Bell will be unavailable Tuesday night through Thursday

October 20, 2020  8:00pm – October 23, 2020  8:00pm
Bell

UPDATE: October 23, 2020  7:46pm

As of 7:45 approximately half the cluster, including the highmem nodes has been returned to early access testing status. Benchmarking and configuration testing will continue on the other half.

We will close this outage notice but will continue to update Bell early users on its status.

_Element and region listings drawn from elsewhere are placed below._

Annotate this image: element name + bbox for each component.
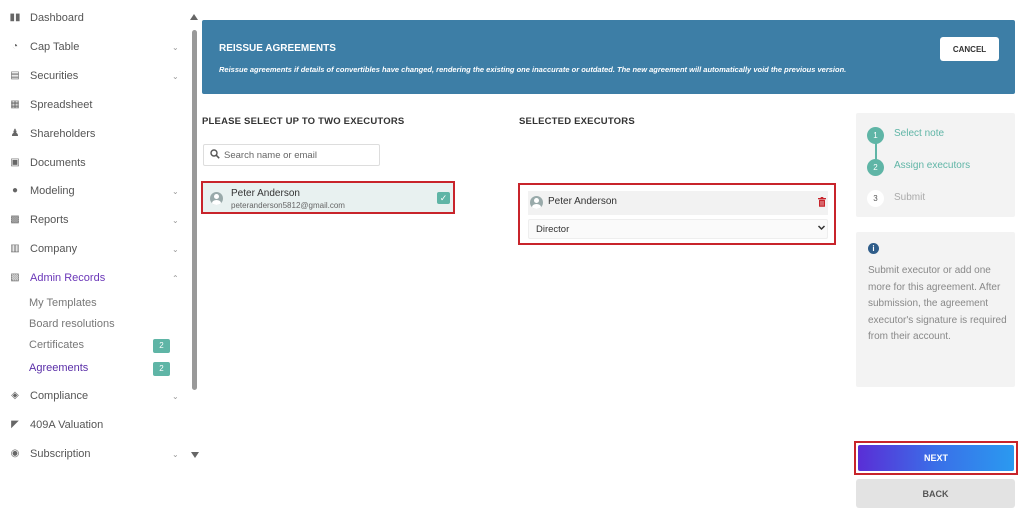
next-button[interactable]: NEXT [854,441,1018,475]
step-label-assign-executors: Assign executors [894,160,971,171]
sidebar-subitem-board-resolutions[interactable]: Board resolutions [29,318,115,330]
sidebar-subitem-certificates[interactable]: Certificates [29,339,84,351]
executor-option-card[interactable]: Peter Anderson peteranderson5812@gmail.c… [201,181,455,214]
sidebar-item-label: Company [30,243,78,255]
step-label-select-note: Select note [894,128,945,139]
sidebar-item-subscription[interactable]: ◉ Subscription ⌄ [0,440,190,468]
chevron-down-icon [817,223,826,234]
chevron-down-icon: ⌄ [172,244,179,254]
sidebar-item-modeling[interactable]: ● Modeling ⌄ [0,177,190,205]
chevron-up-icon: ⌃ [172,273,179,283]
document-icon: ▤ [10,70,20,81]
sidebar-item-admin-records[interactable]: ▧ Admin Records ⌃ [0,264,190,292]
back-button[interactable]: BACK [856,479,1015,508]
select-executors-title: PLEASE SELECT UP TO TWO EXECUTORS [202,116,405,127]
search-input[interactable] [224,147,374,163]
sidebar-item-reports[interactable]: ▩ Reports ⌄ [0,206,190,234]
pie-chart-icon: ◔ [11,41,19,52]
sidebar-item-label: Modeling [30,185,75,197]
selected-executor-header: Peter Anderson [528,191,828,215]
selected-executors-title: SELECTED EXECUTORS [519,116,635,127]
chevron-down-icon: ⌄ [172,186,179,196]
selected-executor-name: Peter Anderson [548,196,617,207]
info-text: Submit executor or add one more for this… [868,265,1007,342]
executor-checkbox[interactable]: ✓ [437,192,450,204]
sidebar-item-label: Subscription [30,448,91,460]
sidebar-item-dashboard[interactable]: ▮▮ Dashboard [0,4,190,32]
sidebar-item-label: Spreadsheet [30,99,93,111]
sidebar-item-409a-valuation[interactable]: ◤ 409A Valuation [0,411,190,439]
folder-icon: ▣ [10,157,20,168]
count-badge: 2 [153,362,170,376]
admin-icon: ▧ [10,272,20,283]
report-icon: ▩ [10,214,20,225]
sidebar-item-label: Cap Table [30,41,80,53]
avatar-icon [210,192,223,205]
dashboard-icon: ▮▮ [9,12,21,23]
sidebar-item-label: Reports [30,214,69,226]
chevron-down-icon: ⌄ [172,391,179,401]
chevron-down-icon: ⌄ [172,215,179,225]
role-dropdown[interactable]: Director [528,219,828,239]
step-number-3: 3 [867,190,884,207]
info-icon: i [868,243,879,254]
role-dropdown-value: Director [536,224,570,235]
scroll-up-arrow-icon[interactable] [190,14,198,20]
banner-description: Reissue agreements if details of convert… [219,65,847,74]
search-icon [210,149,220,162]
scrollbar-thumb[interactable] [192,30,197,390]
shield-icon: ◈ [11,390,19,401]
progress-stepper: 1 Select note 2 Assign executors 3 Submi… [856,113,1015,217]
sidebar-item-label: Shareholders [30,128,96,140]
step-number-2: 2 [867,159,884,176]
user-icon: ♟ [10,128,20,139]
next-button-label: NEXT [858,445,1014,471]
sidebar-item-label: 409A Valuation [30,419,104,431]
building-icon: ▥ [10,243,20,254]
selected-executor-card: Peter Anderson Director [518,183,836,245]
search-box[interactable] [203,144,380,166]
sidebar-item-cap-table[interactable]: ◔ Cap Table ⌄ [0,33,190,61]
chevron-down-icon: ⌄ [172,42,179,52]
avatar-icon [530,196,543,209]
bulb-icon: ● [11,185,19,196]
sidebar-item-label: Admin Records [30,272,106,284]
count-badge: 2 [153,339,170,353]
sidebar-item-label: Dashboard [30,12,84,24]
sidebar-item-company[interactable]: ▥ Company ⌄ [0,235,190,263]
sidebar-item-spreadsheet[interactable]: ▦ Spreadsheet [0,91,190,119]
sidebar-subitem-my-templates[interactable]: My Templates [29,297,97,309]
step-label-submit: Submit [894,192,926,203]
chevron-down-icon: ⌄ [172,449,179,459]
check-icon: ✓ [439,193,448,203]
scroll-down-arrow-icon[interactable] [191,452,199,458]
sidebar-item-label: Securities [30,70,79,82]
trash-icon[interactable] [818,197,826,207]
sidebar-item-securities[interactable]: ▤ Securities ⌄ [0,62,190,90]
sidebar-item-compliance[interactable]: ◈ Compliance ⌄ [0,382,190,410]
banner-title: REISSUE AGREEMENTS [219,43,336,54]
cancel-button[interactable]: CANCEL [940,37,999,61]
chevron-down-icon: ⌄ [172,71,179,81]
sidebar-subitem-agreements[interactable]: Agreements [29,362,88,374]
sidebar-item-label: Compliance [30,390,89,402]
sidebar-item-label: Documents [30,157,86,169]
valuation-icon: ◤ [11,419,19,430]
step-number-1: 1 [867,127,884,144]
info-panel: i Submit executor or add one more for th… [856,232,1015,387]
sidebar: ▮▮ Dashboard ◔ Cap Table ⌄ ▤ Securities … [0,0,190,524]
spreadsheet-icon: ▦ [10,99,20,110]
executor-email: peteranderson5812@gmail.com [231,201,345,210]
dollar-icon: ◉ [10,448,20,459]
executor-name: Peter Anderson [231,188,300,199]
sidebar-item-documents[interactable]: ▣ Documents [0,149,190,177]
reissue-banner: REISSUE AGREEMENTS Reissue agreements if… [202,20,1015,94]
sidebar-item-shareholders[interactable]: ♟ Shareholders [0,120,190,148]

UPDATE: October 23, 2020  6:58pm

As of 7:00 pm, reconfiguration of the cluster for partial return to service is ongoing. We will post an update by 10:00 pm


UPDATE: October 23, 2020  4:07pm

Some benchmarking and configuration testing is still ongoing, but we will return approximately half the cluster for early access user testing. Reconfiguration for this use is going on now, and we will update the status by 7:00 pm tonight.


UPDATE: October 23, 2020  11:49am

Benchmarking and testing of inter-node communication is ongoing. We will post an update by 4:00 pm today.


UPDATE: October 23, 2020  10:00am

As of 10:00 am, benchmarking is still ongoing. We will provide another update by noon today.


UPDATE: October 22, 2020  8:22pm

As of 8:00 pm Thursday, benchmarking on the Bell cluster is ongoing. We will extend the outage to ensure our Engineering team has sufficient time to reconfigure the cluster for production use when benchmarking is done and test it for usability.

We will update this article by 10:00 am Friday, 23 October.


ORIGINAL: October 19, 2020  2:54pm

The Bell Cluster will be unavailable October 20, 2020 at 8:00pm – October 23, 2020 at 8:00pm. During this time, our Engineering team will be working with vendor representatives to complete benchmarking steps and finalize the cluster's internal configuration.

During this time users will still be able to login for limited code testing, but jobs will not run on the compute nodes.

Originally posted: October 19, 2020  2:54pm